After installing the new Athlon X2 4600+ processor in Rio, I have to say I’m very impressed with the performance gains. Not only was I able to re-install Kubuntu server and get all the necessary packages installed again quickly, but the overall responsiveness of the machine is greatly improved while multitasking. This is especially noticeable with running 2 virtual servers using VMware Server.
So what about the benchmarks? I decided to start with the svnmark that Luis introduced on his blog, and downloaded Subversion 1.3.0 (1.3.2 is available, but the last benchmarks I did previously used 1.3.0).

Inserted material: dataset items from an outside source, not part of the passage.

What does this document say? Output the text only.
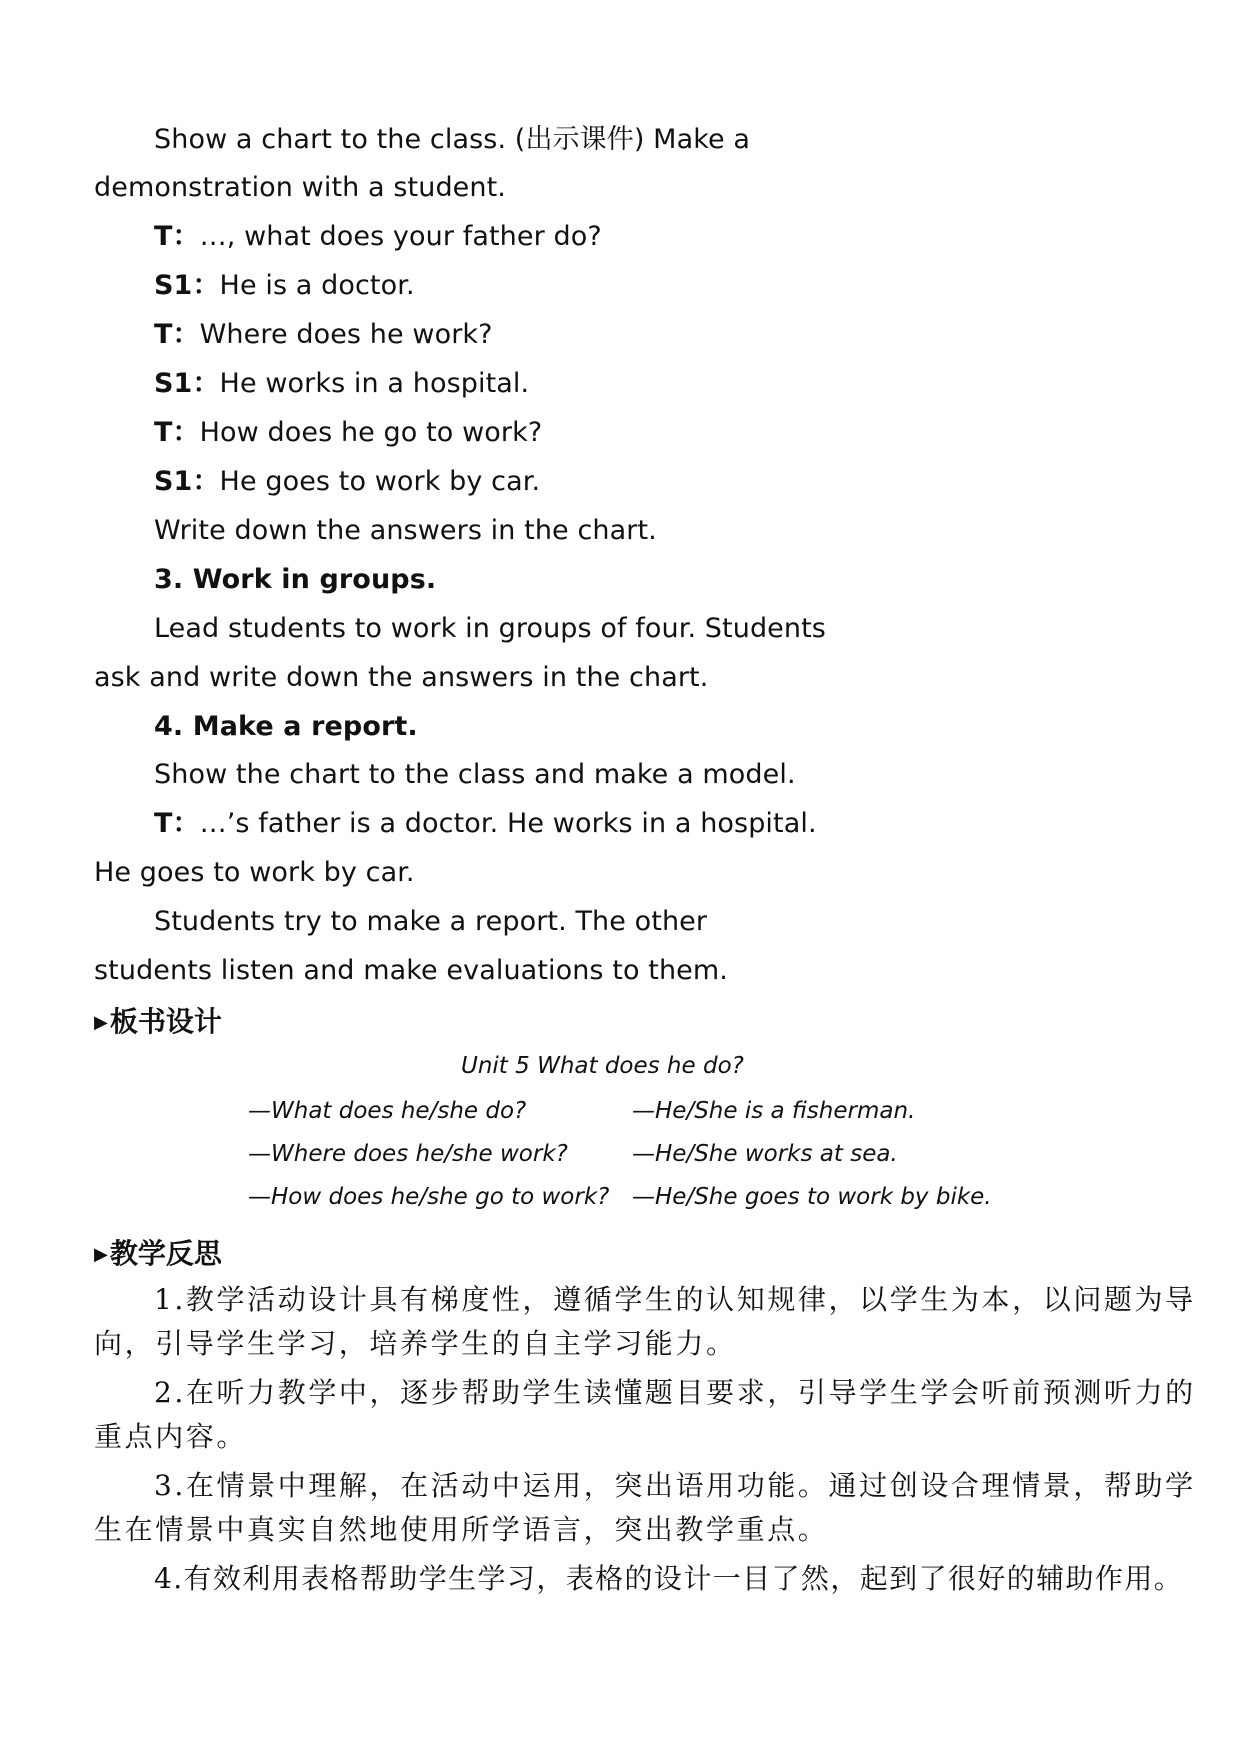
Show a chart to the class. (出示课件) Make a
demonstration with a student.
T：…, what does your father do?
S1：He is a doctor.
T：Where does he work?
S1：He works in a hospital.
T：How does he go to work?
S1：He goes to work by car.
Write down the answers in the chart.
3. Work in groups.
Lead students to work in groups of four. Students
ask and write down the answers in the chart.
4. Make a report.
Show the chart to the class and make a model.
T：…’s father is a doctor. He works in a hospital.
He goes to work by car.
Students try to make a report. The other
students listen and make evaluations to them.
▶板书设计
Unit 5 What does he do?
—What does he/she do?	—He/She is a fisherman.
—Where does he/she work?	—He/She works at sea.
—How does he/she go to work? —He/She goes to work by bike.
▶教学反思
1.教学活动设计具有梯度性，遵循学生的认知规律，以学生为本，以问题为导
向，引导学生学习，培养学生的自主学习能力。
2.在听力教学中，逐步帮助学生读懂题目要求，引导学生学会听前预测听力的
重点内容。
3.在情景中理解，在活动中运用，突出语用功能。通过创设合理情景，帮助学
生在情景中真实自然地使用所学语言，突出教学重点。
4.有效利用表格帮助学生学习，表格的设计一目了然，起到了很好的辅助作用。
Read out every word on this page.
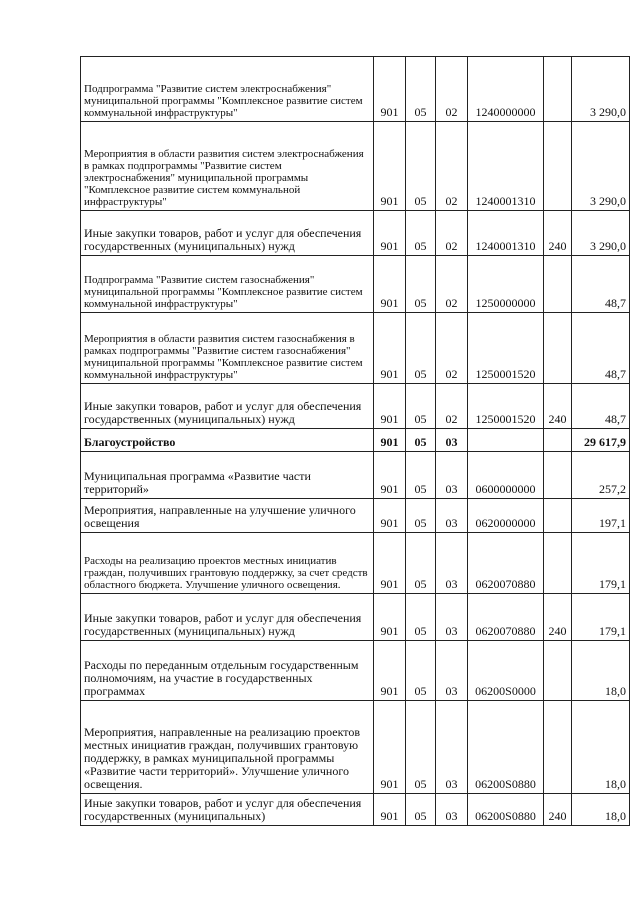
Подпрограмма "Развитие систем электроснабжения" муниципальной программы "Комплексное развитие систем коммунальной инфраструктуры"	901	05	02	1240000000		3 290,0
Мероприятия в области развития систем электроснабжения в рамках подпрограммы "Развитие систем электроснабжения" муниципальной программы "Комплексное развитие систем коммунальной инфраструктуры"	901	05	02	1240001310		3 290,0
Иные закупки товаров, работ и услуг для обеспечения государственных (муниципальных) нужд	901	05	02	1240001310	240	3 290,0
Подпрограмма "Развитие систем газоснабжения" муниципальной программы "Комплексное развитие систем коммунальной инфраструктуры"	901	05	02	1250000000		48,7
Мероприятия в области развития систем газоснабжения в рамках подпрограммы "Развитие систем газоснабжения" муниципальной программы "Комплексное развитие систем коммунальной инфраструктуры"	901	05	02	1250001520		48,7
Иные закупки товаров, работ и услуг для обеспечения государственных (муниципальных) нужд	901	05	02	1250001520	240	48,7
Благоустройство	901	05	03			29 617,9
Муниципальная программа «Развитие части территорий»	901	05	03	0600000000		257,2
Мероприятия, направленные на улучшение уличного освещения	901	05	03	0620000000		197,1
Расходы на реализацию проектов местных инициатив граждан, получивших грантовую поддержку, за счет средств областного бюджета. Улучшение уличного освещения.	901	05	03	0620070880		179,1
Иные закупки товаров, работ и услуг для обеспечения государственных (муниципальных) нужд	901	05	03	0620070880	240	179,1
Расходы по переданным отдельным государственным полномочиям, на участие в государственных программах	901	05	03	06200S0000		18,0
Мероприятия, направленные на реализацию проектов местных инициатив граждан, получивших грантовую поддержку, в рамках муниципальной программы «Развитие части территорий». Улучшение уличного освещения.	901	05	03	06200S0880		18,0
Иные закупки товаров, работ и услуг для обеспечения государственных (муниципальных)	901	05	03	06200S0880	240	18,0
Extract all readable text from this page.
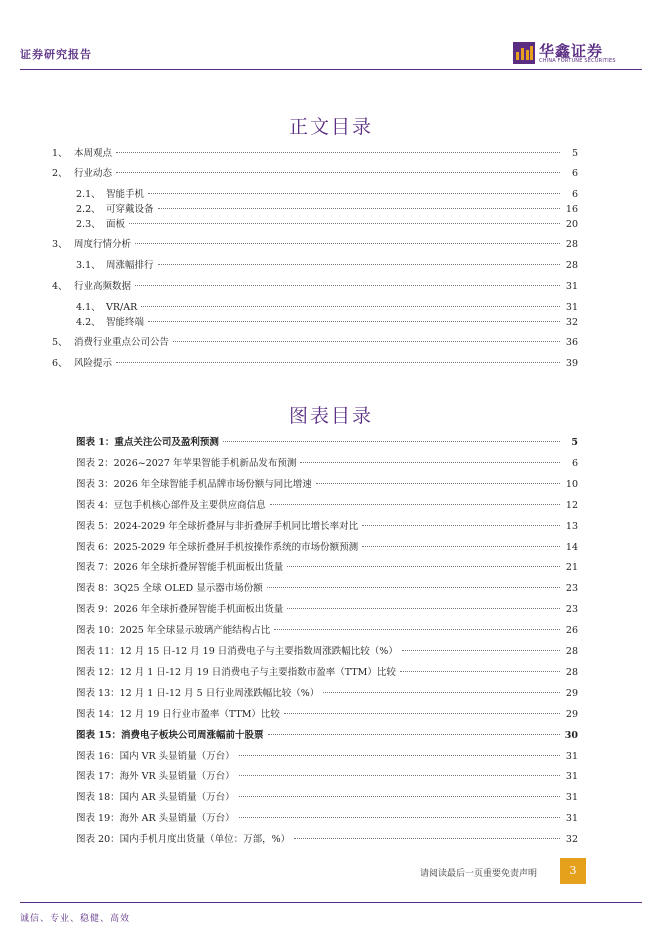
证券研究报告	华鑫证券
CHINA FORTUNE SECURITIES
正文目录
1、 本周观点	5
2、 行业动态	6
2.1、 智能手机	6
2.2、 可穿戴设备	16
2.3、 面板	20
3、 周度行情分析	28
3.1、 周涨幅排行	28
4、 行业高频数据	31
4.1、 VR/AR	31
4.2、 智能终端	32
5、 消费行业重点公司公告	36
6、 风险提示	39
图表目录
图表 1：重点关注公司及盈利预测	5
图表 2：2026~2027 年苹果智能手机新品发布预测	6
图表 3：2026 年全球智能手机品牌市场份额与同比增速	10
图表 4：豆包手机核心部件及主要供应商信息	12
图表 5：2024-2029 年全球折叠屏与非折叠屏手机同比增长率对比	13
图表 6：2025-2029 年全球折叠屏手机按操作系统的市场份额预测	14
图表 7：2026 年全球折叠屏智能手机面板出货量	21
图表 8：3Q25 全球 OLED 显示器市场份额	23
图表 9：2026 年全球折叠屏智能手机面板出货量	23
图表 10：2025 年全球显示玻璃产能结构占比	26
图表 11：12 月 15 日-12 月 19 日消费电子与主要指数周涨跌幅比较（%）	28
图表 12：12 月 1 日-12 月 19 日消费电子与主要指数市盈率（TTM）比较	28
图表 13：12 月 1 日-12 月 5 日行业周涨跌幅比较（%）	29
图表 14：12 月 19 日行业市盈率（TTM）比较	29
图表 15：消费电子板块公司周涨幅前十股票	30
图表 16：国内 VR 头显销量（万台）	31
图表 17：海外 VR 头显销量（万台）	31
图表 18：国内 AR 头显销量（万台）	31
图表 19：海外 AR 头显销量（万台）	31
图表 20：国内手机月度出货量（单位：万部，%）	32
请阅读最后一页重要免责声明	3
诚信、专业、稳健、高效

After a couple of runs, I found make -j4 to be the quickest. Here are the numbers:
Mac Pro Quad 3Ghz: | 0:53 |
Dual Core Athlon 64 2.4Ghz: | 1:27 |
Quad 2.5Ghz G5: | 1:39 |
MacBook Pro Dual 1.83Ghz: | 2:11 |
Dual 2.5Ghz G5: | 2:35 |
Single Core Athlon 64 2Ghz (same server before upgrade): | 2:59 |
After running this test and seeing the Athlon X2 compile faster than even a Quad G5, I’m pretty happy. Granted, the OS is Linux and not Mac OS X, but I doubt Linux would be that much more efficient when compiling software using gcc.
So how does it stack up with the forecast processing I need the server to do? Well in this case, I don’t have any solid benchmarks, I’m just running off memory here. The old processor was able to generate and serve a forecast in 0.4 seconds, where the new one can do the same request just under 0.3 seconds–a pretty solid 25% performance gain. This is all sequential code, so this doesn’t take into account the availability of a second processor. The forecast update is also a lot quicker, and with a second core the machine should still be able to handle connections from Seasonality to generate forecasts while updating the forecast database back-end.